About Coro Mining Corp.:
The Company was founded with the goal of building a mining company focused on medium-sized base and precious metals deposits in Latin America. The Company intends to achieve this through the exploration for, and acquisition of, projects that can be developed and placed into production. Coro's properties include the advanced San Jorge copper-gold project, in Argentina, and the Berta, El Desesperado, Chacay, Llancahue, and Celeste copper exploration properties located in Chile.

About ProPipe S.A.:
ProPipe is a Chilean supplier of consultancy, engineering and project management services to its customers in the mining process, infrastructure and environment markets. ProPipe have relevant experience in conceptual and basic design, preliminary feasibility and feasibilities studies, and detailed engineering for mining companies in Chile; some of the main clients are BHP Billiton's Minera Escondida, Antofagasta Minerals's Minera Los Pelambres, Minera El Tesoro, Minera Esperanza, Minera Las Cenizas and Algorta Norte. The latest Propipe's projects are Camarones 12,000 ton per year Copper Cathodes plants, Algorta Norte 78 km Sea Water Pipeline and Minera Escondida Coloso Filter Plant Expansion Project.
ProPipe main office is located in Santiago of Chile, and have more than 100 professionals dedicated to the design and management of engineering projects, allowing covering efficiently the stages of evaluation, design and implementation of projects.
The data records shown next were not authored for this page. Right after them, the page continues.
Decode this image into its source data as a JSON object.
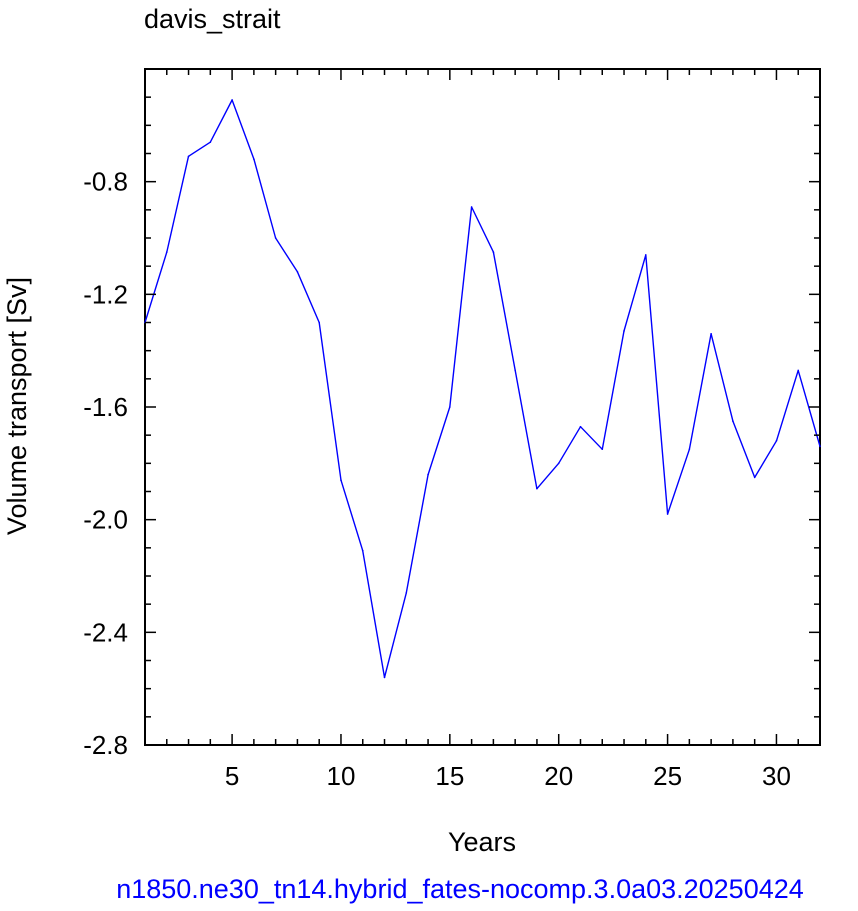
{
  "chart_data": {
    "type": "line",
    "title": "davis_strait",
    "xlabel": "Years",
    "ylabel": "Volume transport [Sv]",
    "caption": "n1850.ne30_tn14.hybrid_fates-nocomp.3.0a03.20250424",
    "xlim": [
      1,
      32
    ],
    "ylim": [
      -2.8,
      -0.4
    ],
    "x_ticks": [
      5,
      10,
      15,
      20,
      25,
      30
    ],
    "x_tick_labels": [
      "5",
      "10",
      "15",
      "20",
      "25",
      "30"
    ],
    "y_ticks": [
      -2.8,
      -2.4,
      -2.0,
      -1.6,
      -1.2,
      -0.8
    ],
    "y_tick_labels": [
      "-2.8",
      "-2.4",
      "-2.0",
      "-1.6",
      "-1.2",
      "-0.8"
    ],
    "grid": false,
    "line_color": "#0000ff",
    "series": [
      {
        "x": [
          1,
          2,
          3,
          4,
          5,
          6,
          7,
          8,
          9,
          10,
          11,
          12,
          13,
          14,
          15,
          16,
          17,
          18,
          19,
          20,
          21,
          22,
          23,
          24,
          25,
          26,
          27,
          28,
          29,
          30,
          31,
          32
        ],
        "values": [
          -1.3,
          -1.05,
          -0.71,
          -0.66,
          -0.51,
          -0.72,
          -1.0,
          -1.12,
          -1.3,
          -1.86,
          -2.11,
          -2.56,
          -2.26,
          -1.84,
          -1.6,
          -0.89,
          -1.05,
          -1.47,
          -1.89,
          -1.8,
          -1.67,
          -1.75,
          -1.33,
          -1.06,
          -1.98,
          -1.75,
          -1.34,
          -1.65,
          -1.85,
          -1.72,
          -1.47,
          -1.74
        ]
      }
    ]
  }
}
For further information please visit the Company's website at www.coromining.com or contact Michael Philpot, Executive Vice-President at (604) 682 5546 or investor.info@coromining.com


This news release includes certain "forward-looking statements" under applicable Canadian securities legislation. Such forward-looking statements or information, including but not limited to those with respect to the Company's business strategy, the prices of copper, construction schedules, operating and capital budgets, anticipated mineral recoveries, estimated future production, estimated costs of future production, permitting time lines, involve known and unknown risks, uncertainties, and other factors which may cause the actual results, performance or achievements of the Company to be materially different from any future results, performance or achievements expressed or implied by such forward-looking statements or information. Such factors include, among others, global economic conditions, changes in prices or demand for commodities including, in particular, copper, changes in exchange rates, changes in national or local governments, changes in legislation or regulation or the implementation or interpretation of laws or regulations, changes in tax rates, timeliness of government approvals, political or environmental activism, the factual results of current exploration, development and mining activities, accuracy of resource and reserve estimates, changes in project parameters as plans continue to be evaluated, access to skilled personnel, labour relations, costs of labour, costs and availability of materials and equipment, changes in refining or transportation costs, as well as those other factors disclosed in the Company's documents filed from time to time with the securities regulators in the Provinces of British Columbia, Alberta, Saskatchewan, Manitoba, Ontario, New Brunswick, Nova Scotia, Prince Edward Island and Newfoundland and Labrador. The Company does not intend, and does not assume any obligation, to update these forward-looking statements, except as required by applicable laws. Actual results may differ materially from those expressed or implied by such forward-looking statements.